おしゅかー、3歳児になる!

(7)



 オスカーの心が三歳児になって、2回目の日の曜日。
 ジュリアスはオスカーにせがまれて、ふたりで乗馬に出た。
 馬(道産子、大人ふたりだと重いから(笑))を少しだけ怖がるオスカーを後ろに座らせて、ジュリアスは手綱を軽く引いた。
 そして聖地の中をゆっくりと走っていく。
 深い森を抜け、坂を上っていつもの乗馬コースを走っていく。そして最後は聖地を一望する丘へとたどり着いた。
「うわ〜〜〜、きれい〜〜〜っ」
 馬から下りると、オスカーは崖の方へ走り寄って、思いっきり深呼吸をした。
「ああ、気持ちいいなあ〜」
 初めて見る風景に圧巻されて、じいっと見とれている。
「オスカー、あまり崖に近づくな、危な……」  
 ジュリアスはそう言いかけて、語尾を濁らせた。
 オスカーの広い背中。
 いきなり胸が締めつけられるような感覚が襲ってきた。
 オスカーに会いたい。
 自分だけの、自分のオスカーに会いたい。
 目の前にいるオスカーがどんなに慕ってくれても、どんなに愛しく思っても、自分の愛したオスカーはここにはいない。
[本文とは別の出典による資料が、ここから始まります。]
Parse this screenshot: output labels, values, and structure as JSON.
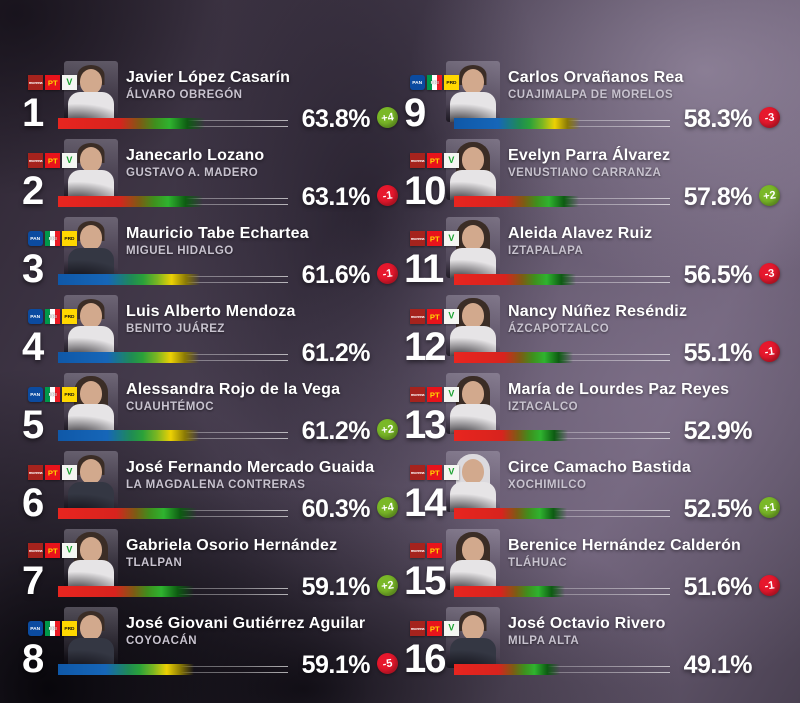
{
  "colors": {
    "bar_red_start": "#e8251f",
    "bar_green_mid": "#2fb32f",
    "bar_blue_start": "#0f58a8",
    "bar_yellow_mid": "#ecd104",
    "badge_up": "#7ab828",
    "badge_down": "#e7182d",
    "text_primary": "#ffffff",
    "text_secondary": "#c8c3cf"
  },
  "parties": {
    "morena": {
      "label": "morena",
      "color": "#a5231d"
    },
    "pt": {
      "label": "PT",
      "color": "#e8131b"
    },
    "verde": {
      "label": "V",
      "color": "#18a12e"
    },
    "pan": {
      "label": "PAN",
      "color": "#0b4ba0"
    },
    "pri": {
      "label": "PRI",
      "color": "#00984a"
    },
    "prd": {
      "label": "PRD",
      "color": "#ffd800"
    }
  },
  "chart_data": {
    "type": "bar",
    "orientation": "horizontal",
    "value_unit": "%",
    "value_range": [
      0,
      100
    ],
    "legend": "approval ranking of Mexico City borough mayors, two-column layout, ranks 1-16",
    "points": [
      {
        "rank": "1",
        "name": "Javier López Casarín",
        "municipality": "ÁLVARO OBREGÓN",
        "value": 63.8,
        "value_label": "63.8%",
        "change_label": "+4",
        "change_dir": "up",
        "coalition": [
          "morena",
          "pt",
          "verde"
        ],
        "bar_palette": "red-green",
        "photo": "man-headshot",
        "attire": "light",
        "column": "left"
      },
      {
        "rank": "2",
        "name": "Janecarlo Lozano",
        "municipality": "GUSTAVO A. MADERO",
        "value": 63.1,
        "value_label": "63.1%",
        "change_label": "-1",
        "change_dir": "down",
        "coalition": [
          "morena",
          "pt",
          "verde"
        ],
        "bar_palette": "red-green",
        "photo": "man-headshot",
        "attire": "light",
        "column": "left"
      },
      {
        "rank": "3",
        "name": "Mauricio Tabe Echartea",
        "municipality": "MIGUEL HIDALGO",
        "value": 61.6,
        "value_label": "61.6%",
        "change_label": "-1",
        "change_dir": "down",
        "coalition": [
          "pan",
          "pri",
          "prd"
        ],
        "bar_palette": "blue-green",
        "photo": "man-headshot",
        "attire": "dark",
        "column": "left"
      },
      {
        "rank": "4",
        "name": "Luis Alberto Mendoza",
        "municipality": "BENITO JUÁREZ",
        "value": 61.2,
        "value_label": "61.2%",
        "change_label": "",
        "change_dir": "none",
        "coalition": [
          "pan",
          "pri",
          "prd"
        ],
        "bar_palette": "blue-green",
        "photo": "man-headshot",
        "attire": "light",
        "column": "left"
      },
      {
        "rank": "5",
        "name": "Alessandra Rojo de la Vega",
        "municipality": "CUAUHTÉMOC",
        "value": 61.2,
        "value_label": "61.2%",
        "change_label": "+2",
        "change_dir": "up",
        "coalition": [
          "pan",
          "pri",
          "prd"
        ],
        "bar_palette": "blue-green",
        "photo": "woman-headshot",
        "attire": "light",
        "column": "left"
      },
      {
        "rank": "6",
        "name": "José Fernando Mercado Guaida",
        "municipality": "LA MAGDALENA CONTRERAS",
        "value": 60.3,
        "value_label": "60.3%",
        "change_label": "+4",
        "change_dir": "up",
        "coalition": [
          "morena",
          "pt",
          "verde"
        ],
        "bar_palette": "red-green",
        "photo": "man-headshot",
        "attire": "dark",
        "column": "left"
      },
      {
        "rank": "7",
        "name": "Gabriela Osorio Hernández",
        "municipality": "TLALPAN",
        "value": 59.1,
        "value_label": "59.1%",
        "change_label": "+2",
        "change_dir": "up",
        "coalition": [
          "morena",
          "pt",
          "verde"
        ],
        "bar_palette": "red-green",
        "photo": "woman-headshot",
        "attire": "light",
        "column": "left"
      },
      {
        "rank": "8",
        "name": "José Giovani Gutiérrez Aguilar",
        "municipality": "COYOACÁN",
        "value": 59.1,
        "value_label": "59.1%",
        "change_label": "-5",
        "change_dir": "down",
        "coalition": [
          "pan",
          "pri",
          "prd"
        ],
        "bar_palette": "blue-green",
        "photo": "man-headshot",
        "attire": "dark",
        "column": "left"
      },
      {
        "rank": "9",
        "name": "Carlos Orvañanos Rea",
        "municipality": "CUAJIMALPA DE MORELOS",
        "value": 58.3,
        "value_label": "58.3%",
        "change_label": "-3",
        "change_dir": "down",
        "coalition": [
          "pan",
          "pri",
          "prd"
        ],
        "bar_palette": "blue-green",
        "photo": "man-headshot",
        "attire": "light",
        "column": "right"
      },
      {
        "rank": "10",
        "name": "Evelyn Parra Álvarez",
        "municipality": "VENUSTIANO CARRANZA",
        "value": 57.8,
        "value_label": "57.8%",
        "change_label": "+2",
        "change_dir": "up",
        "coalition": [
          "morena",
          "pt",
          "verde"
        ],
        "bar_palette": "red-green",
        "photo": "woman-headshot",
        "attire": "light",
        "column": "right"
      },
      {
        "rank": "11",
        "name": "Aleida Alavez Ruiz",
        "municipality": "IZTAPALAPA",
        "value": 56.5,
        "value_label": "56.5%",
        "change_label": "-3",
        "change_dir": "down",
        "coalition": [
          "morena",
          "pt",
          "verde"
        ],
        "bar_palette": "red-green",
        "photo": "woman-headshot",
        "attire": "light",
        "column": "right"
      },
      {
        "rank": "12",
        "name": "Nancy Núñez Reséndiz",
        "municipality": "ÁZCAPOTZALCO",
        "value": 55.1,
        "value_label": "55.1%",
        "change_label": "-1",
        "change_dir": "down",
        "coalition": [
          "morena",
          "pt",
          "verde"
        ],
        "bar_palette": "red-green",
        "photo": "woman-headshot",
        "attire": "light",
        "column": "right"
      },
      {
        "rank": "13",
        "name": "María de Lourdes Paz Reyes",
        "municipality": "IZTACALCO",
        "value": 52.9,
        "value_label": "52.9%",
        "change_label": "",
        "change_dir": "none",
        "coalition": [
          "morena",
          "pt",
          "verde"
        ],
        "bar_palette": "red-green",
        "photo": "woman-headshot",
        "attire": "light",
        "column": "right"
      },
      {
        "rank": "14",
        "name": "Circe Camacho Bastida",
        "municipality": "XOCHIMILCO",
        "value": 52.5,
        "value_label": "52.5%",
        "change_label": "+1",
        "change_dir": "up",
        "coalition": [
          "morena",
          "pt",
          "verde"
        ],
        "bar_palette": "red-green",
        "photo": "woman-headshot",
        "attire": "light",
        "hair": "gray",
        "column": "right"
      },
      {
        "rank": "15",
        "name": "Berenice Hernández Calderón",
        "municipality": "TLÁHUAC",
        "value": 51.6,
        "value_label": "51.6%",
        "change_label": "-1",
        "change_dir": "down",
        "coalition": [
          "morena",
          "pt"
        ],
        "bar_palette": "red-green",
        "photo": "woman-headshot",
        "attire": "light",
        "column": "right"
      },
      {
        "rank": "16",
        "name": "José Octavio Rivero",
        "municipality": "MILPA ALTA",
        "value": 49.1,
        "value_label": "49.1%",
        "change_label": "",
        "change_dir": "none",
        "coalition": [
          "morena",
          "pt",
          "verde"
        ],
        "bar_palette": "red-green",
        "photo": "man-headshot",
        "attire": "dark",
        "column": "right"
      }
    ]
  }
}
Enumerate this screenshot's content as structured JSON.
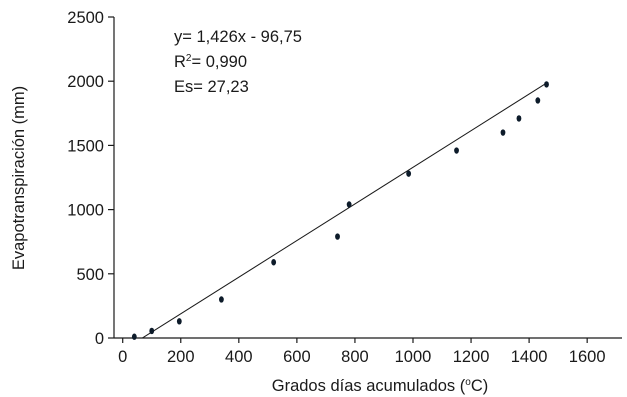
{
  "chart_data": {
    "type": "scatter",
    "xlabel_main": "Grados días acumulados (",
    "xlabel_sup": "o",
    "xlabel_tail": "C)",
    "ylabel": "Evapotranspiración (mm)",
    "x_ticks": [
      "0",
      "200",
      "400",
      "600",
      "800",
      "1000",
      "1200",
      "1400",
      "1600"
    ],
    "y_ticks": [
      "0",
      "500",
      "1000",
      "1500",
      "2000",
      "2500"
    ],
    "xlim": [
      -30,
      1720
    ],
    "ylim": [
      0,
      2500
    ],
    "points": [
      {
        "x": 40,
        "y": 10
      },
      {
        "x": 100,
        "y": 55
      },
      {
        "x": 195,
        "y": 130
      },
      {
        "x": 340,
        "y": 300
      },
      {
        "x": 520,
        "y": 590
      },
      {
        "x": 740,
        "y": 790
      },
      {
        "x": 780,
        "y": 1040
      },
      {
        "x": 985,
        "y": 1280
      },
      {
        "x": 1150,
        "y": 1460
      },
      {
        "x": 1310,
        "y": 1600
      },
      {
        "x": 1365,
        "y": 1710
      },
      {
        "x": 1430,
        "y": 1850
      },
      {
        "x": 1460,
        "y": 1975
      }
    ],
    "regression": {
      "slope": 1.426,
      "intercept": -96.75,
      "x_start": 68,
      "x_end": 1460
    },
    "annotation": {
      "equation": "y= 1,426x - 96,75",
      "r2_prefix": "R",
      "r2_sup": "2",
      "r2_value": "= 0,990",
      "es": "Es= 27,23"
    }
  }
}
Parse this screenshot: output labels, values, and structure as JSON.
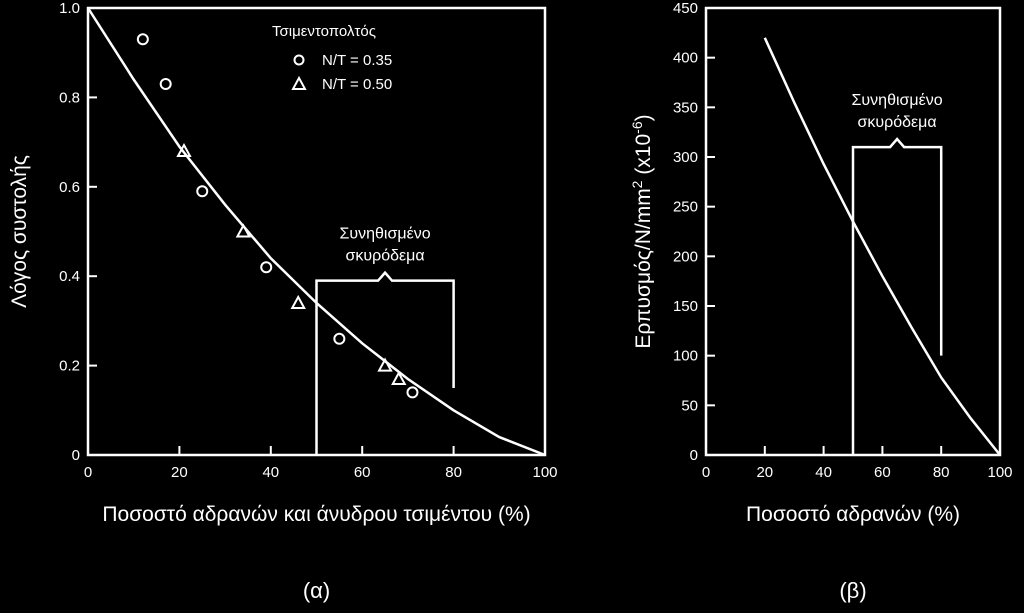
{
  "chart_data": [
    {
      "type": "scatter",
      "caption": "(α)",
      "xlabel": "Ποσοστό αδρανών και άνυδρου τσιμέντου (%)",
      "ylabel": "Λόγος συστολής",
      "xlim": [
        0,
        100
      ],
      "ylim": [
        0,
        1.0
      ],
      "xticks": [
        "0",
        "20",
        "40",
        "60",
        "80",
        "100"
      ],
      "yticks": [
        "0",
        "0.2",
        "0.4",
        "0.6",
        "0.8",
        "1.0"
      ],
      "grid": false,
      "legend": {
        "title": "Τσιμεντοπολτός",
        "position": "top-right",
        "entries": [
          {
            "marker": "circle",
            "label": "Ν/Τ = 0.35"
          },
          {
            "marker": "triangle",
            "label": "Ν/Τ = 0.50"
          }
        ]
      },
      "series": [
        {
          "name": "Ν/Τ = 0.35",
          "marker": "circle",
          "x": [
            12,
            17,
            25,
            39,
            55,
            71
          ],
          "y": [
            0.93,
            0.83,
            0.59,
            0.42,
            0.26,
            0.14
          ]
        },
        {
          "name": "Ν/Τ = 0.50",
          "marker": "triangle",
          "x": [
            21,
            34,
            46,
            65,
            68
          ],
          "y": [
            0.68,
            0.5,
            0.34,
            0.2,
            0.17
          ]
        }
      ],
      "curve": {
        "x": [
          0,
          10,
          20,
          30,
          40,
          50,
          60,
          70,
          80,
          90,
          100
        ],
        "y": [
          1.0,
          0.84,
          0.69,
          0.56,
          0.44,
          0.34,
          0.25,
          0.17,
          0.1,
          0.04,
          0.0
        ]
      },
      "annotation": {
        "lines": [
          "Συνηθισμένο",
          "σκυρόδεμα"
        ],
        "range": [
          50,
          80
        ],
        "top_y": 0.39,
        "bottom_y": 0.15
      }
    },
    {
      "type": "line",
      "caption": "(β)",
      "xlabel": "Ποσοστό αδρανών (%)",
      "ylabel": "Ερπυσμός/N/mm",
      "ylabel_sup": "2",
      "ylabel_suffix": " (x10",
      "ylabel_exp": "-6",
      "ylabel_close": ")",
      "xlim": [
        0,
        100
      ],
      "ylim": [
        0,
        450
      ],
      "xticks": [
        "0",
        "20",
        "40",
        "60",
        "80",
        "100"
      ],
      "yticks": [
        "0",
        "50",
        "100",
        "150",
        "200",
        "250",
        "300",
        "350",
        "400",
        "450"
      ],
      "grid": false,
      "curve": {
        "x": [
          20,
          30,
          40,
          50,
          60,
          70,
          80,
          90,
          100
        ],
        "y": [
          420,
          355,
          293,
          235,
          180,
          128,
          78,
          37,
          0
        ]
      },
      "annotation": {
        "lines": [
          "Συνηθισμένο",
          "σκυρόδεμα"
        ],
        "range": [
          50,
          80
        ],
        "top_y": 310,
        "bottom_y": 100
      }
    }
  ]
}
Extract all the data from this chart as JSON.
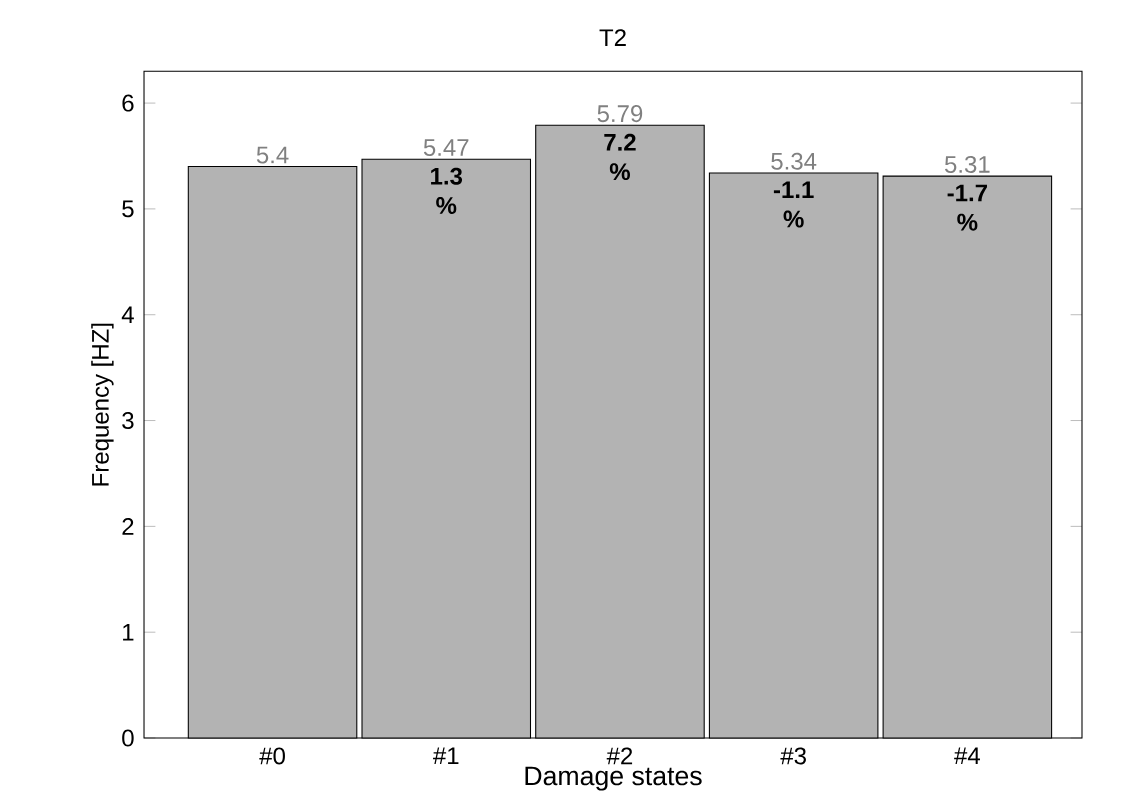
{
  "chart_data": {
    "type": "bar",
    "title": "T2",
    "xlabel": "Damage states",
    "ylabel": "Frequency [HZ]",
    "categories": [
      "#0",
      "#1",
      "#2",
      "#3",
      "#4"
    ],
    "values": [
      5.4,
      5.47,
      5.79,
      5.34,
      5.31
    ],
    "color": "#b3b3b3",
    "ylim": [
      0,
      6.3
    ],
    "yticks": [
      0,
      1,
      2,
      3,
      4,
      5,
      6
    ],
    "data_labels": true,
    "annotations": [
      {
        "text": "1.3 %",
        "x": "#1",
        "y": 5.47
      },
      {
        "text": "7.2 %",
        "x": "#2",
        "y": 5.79
      },
      {
        "text": "-1.1 %",
        "x": "#3",
        "y": 5.34
      },
      {
        "text": "-1.7 %",
        "x": "#4",
        "y": 5.31
      }
    ]
  }
}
 こんなにもオスカーの不在が辛いものだったとは、こんなにもオスカーを求めていたとは、こんなにもオスカーの存在が自分の中に大きく占めていることとは、思ってもいなかった。
 いや、とっくに気づいていたのに、気づかないふりをしていたのだ。
 抱き合わなくてもいい、オスカーが側にいて微笑んでくれるだけでいいのに……。
「妖精の悪戯にしても、これは酷すぎる……」
 沈んだ声でジュリアスはそう言った。
 聖地の空は夕焼けが広がっている。いつもは美しいと思う光景が、色あせて見える。
 目の前の三歳児のオスカーには、罪はない。
 むしろ彼は被害者だ。
 しかし、彼を見るのは辛くてたまらない。
 ジュリアスは無言のまま、オスカーの隣に立って、夕日が沈んでいくさまを見つめる。こうしていると、まるでいつも時がもどったような気がする。
「じゅりたま……?」
 不安そうにオスカーが尋ねる。
「………どうした」
 静かな声で、どこか寂しそうにジュリアスは答える。黄金色の髪が夕焼けの最後の光を受けて、オレンジ色にチロチロと輝いている。
 オスカーはジュリアスの両肩をグッとつかんだ。
「行かないで、どこへも行かないで!」
 そう言うと、ジュリアスをギュッと抱きしめた。その強い力に驚きながらも、ジュリアスはそっと抱き返した。
「変なことを言う。私はここにいるではないか」
 静かにそう言うと、ジュリアスは優しくオスカーの背中をさすってやる。小刻みに体を震わせながら、オスカーはジュリアスにしがみついた。
「だって、じゅりたま、消えてしまいそうだったもの。まるで妖精のように、ふわりと消えてしいまそうだったもの」
「私が妖精だと……?」
 ふふっとジュリアスは笑った。
「私は生身の人間に過ぎぬ。そなたと同じようにな」
「でも、じゅりたま!」
 オスカーは気色ばんだ。
「初めてじゅりたまを見た時、妖精かと思ったんだ! そうなの、じゅりたまをママって言ったのはうそなの。妖精みたいに綺麗なじゅりたまの側にいたかっただけなの」
「オスカー、そなたは妖精を信じるのか?」
 そう言えば、あの時のオスカーは自分の話に半信半疑だったみたいだ。
「うん、いるよ。おしゅかーの周りにも、じゅりたまの周りにもどこにでもいるんだ!」
 そうオスカーが言った瞬間、空間が再びねじれた。